A significant amount of computing power is required to provide the intelligence needed in the connected car, especially in highly automated vehicles. In fact, today's connected cars have the computing power of 20 modern PCs and feature about 100 million lines of code. Undoubtedly, as cars become more complex and more automated, more computing power will be necessary. Automakers can future-proof the connected car by consolidating computing power into a virtualized, centralized compute and service device that is expandable over time. This eliminates the complexity of relying on more than 100 individual computers onboard, as the various electronic control units (ECUs) are streamlined and consolidated by virtualizing some of their common logic. For example, automakers can centralize computer vision object recognition so that different ECUs controlling assisted parking, assisted steering and lane keeping (and eventually highly automated driving) are simplified. Each ECU does not need its own computer vision stack and computing power.

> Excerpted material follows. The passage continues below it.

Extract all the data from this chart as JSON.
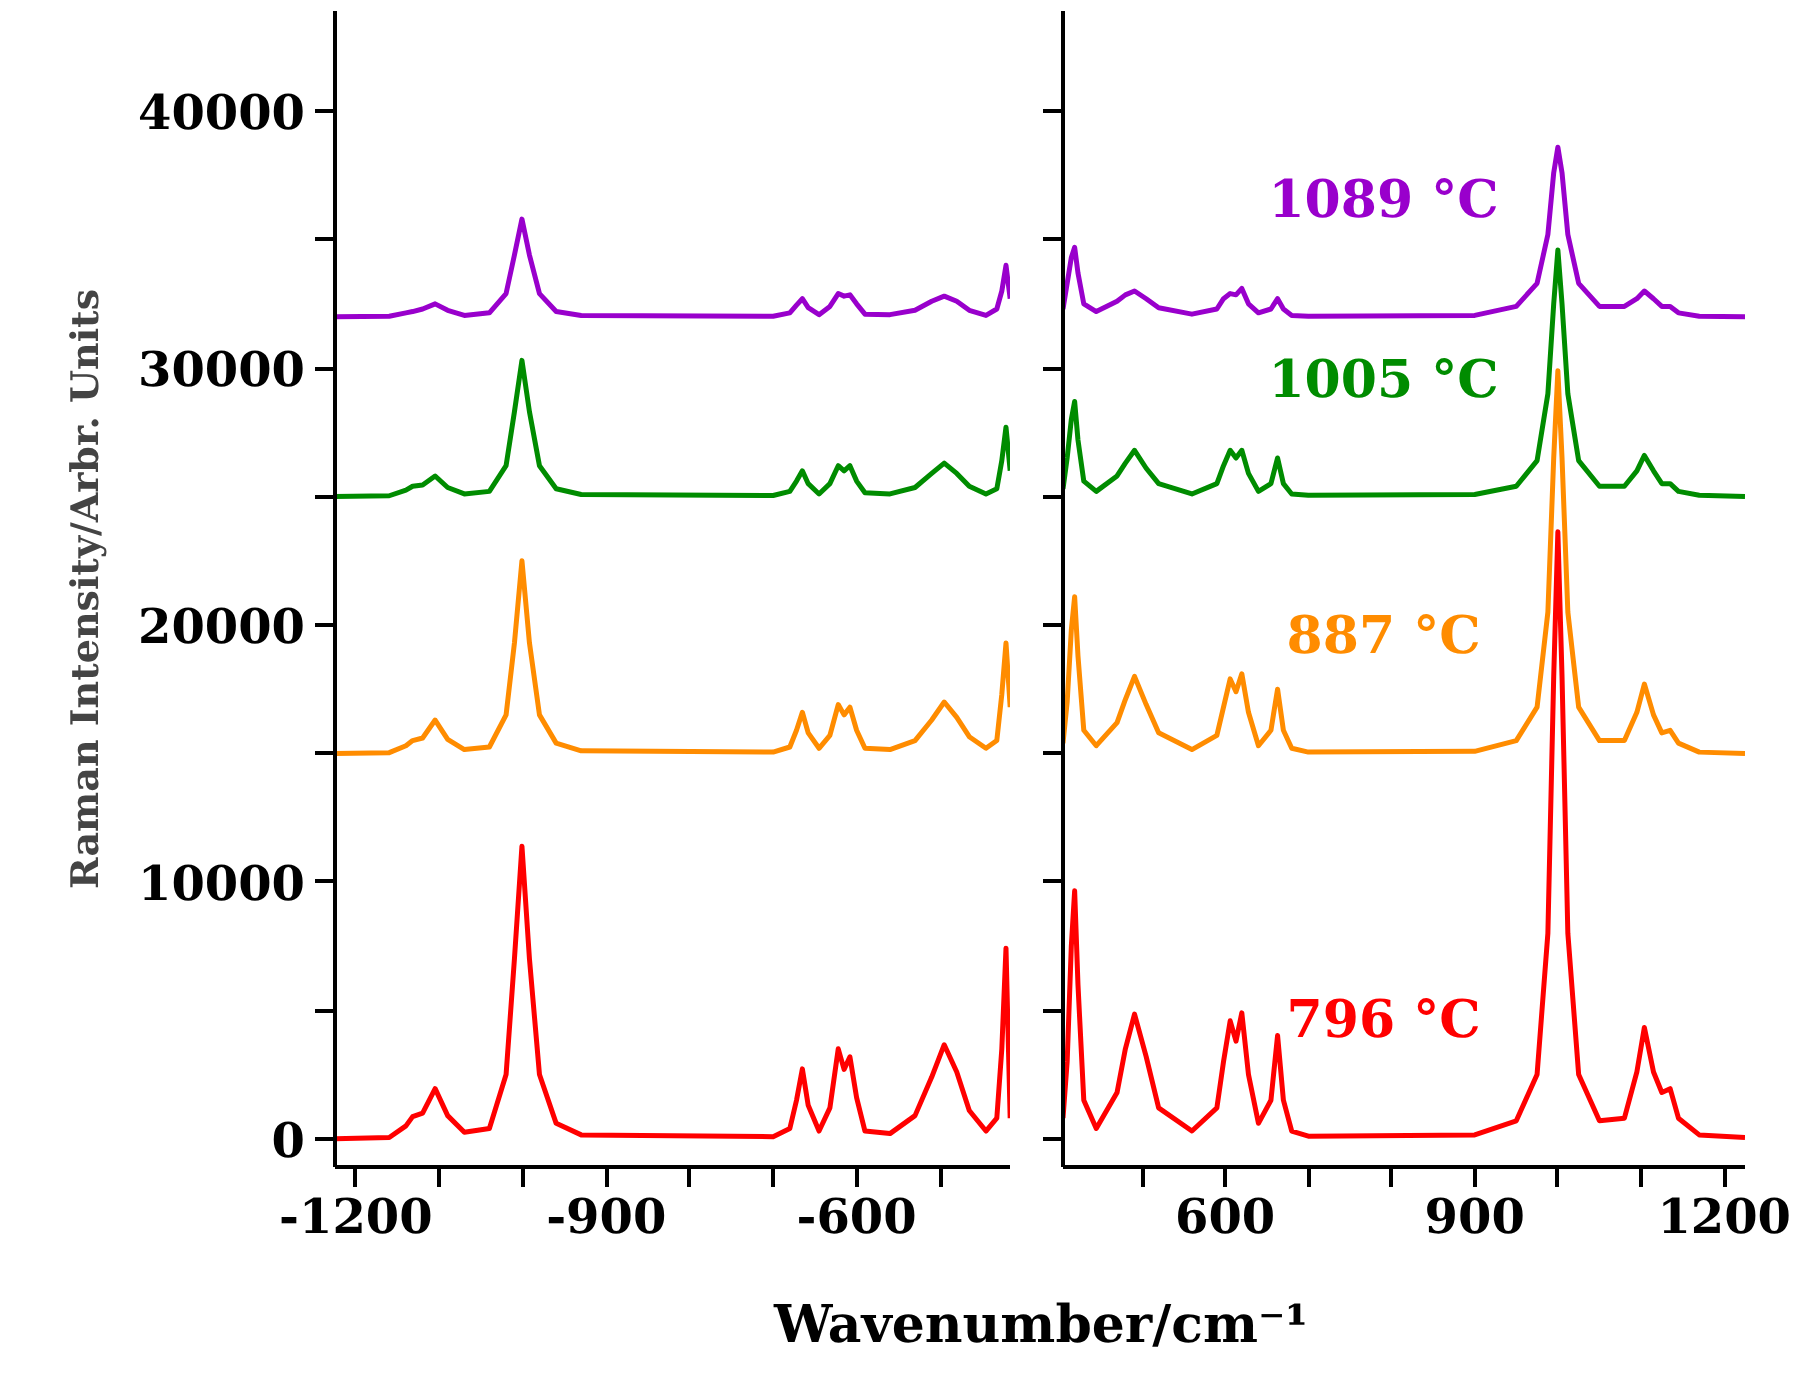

Through virtualization, automakers can also prolong the vehicle's life by making it easily upgradeable with more compute and storage to run the latest applications and artificial intelligence (AI) technologies. This allows for a more service-oriented architecture (SOA), which provides the flexibility needed to introduce new applications and services, thereby reducing future manufacturing and maintenance costs.

  1. Simplify management

With tens of millions of vehicles connecting to numerous services globally, it will be impossible for automakers to manage the connectivity and performance of each one without automation and a unified view. To future-proof the connected car, automakers should adopt a centralized, automated approach to managing large numbers of vehicles and the services to which they connect. This can be achieved by IoT connectivity management platforms, which manage how and when a vehicle connects, and what it can do with its connections throughout its lifecycle. Such platforms can also provide monitoring and diagnostics, continuous learning and even self-healing. Moreover, they provide automakers and other members of the ecosystem with a unified view of information, as though they were looking at a single pane of glass.

With information on vehicle performance, service usage, security and more at its fingertips, an automaker can easily make informed decisions that ultimately provide better safety and convenience. For example, if an automaker detects a pattern of repairs that suggests a vehicle's drive train might have a design weakness, it can change the health monitoring telematics configuration of all the vehicles that have that drive train -- all with a single click from a cloud-based controller. Or, when a new security threat is detected, an automaker can see at a glance which vehicles are affected, and which need a software update or reconfiguration. It can then push out the updates immediately to mitigate risk.

While many of the cars of today may not be completely ready for the connections of tomorrow, automakers can jump on the fast track to innovation by leveraging proven enterprise technologies -- like standardization to IP over Ethernet, virtualization, fog computing and automation -- to future-proof their vehicles. Consumers will have the peace of mind that their vehicles are safe, secure and agile enough to evolve at the pace of the IoT, without any bumps in the road.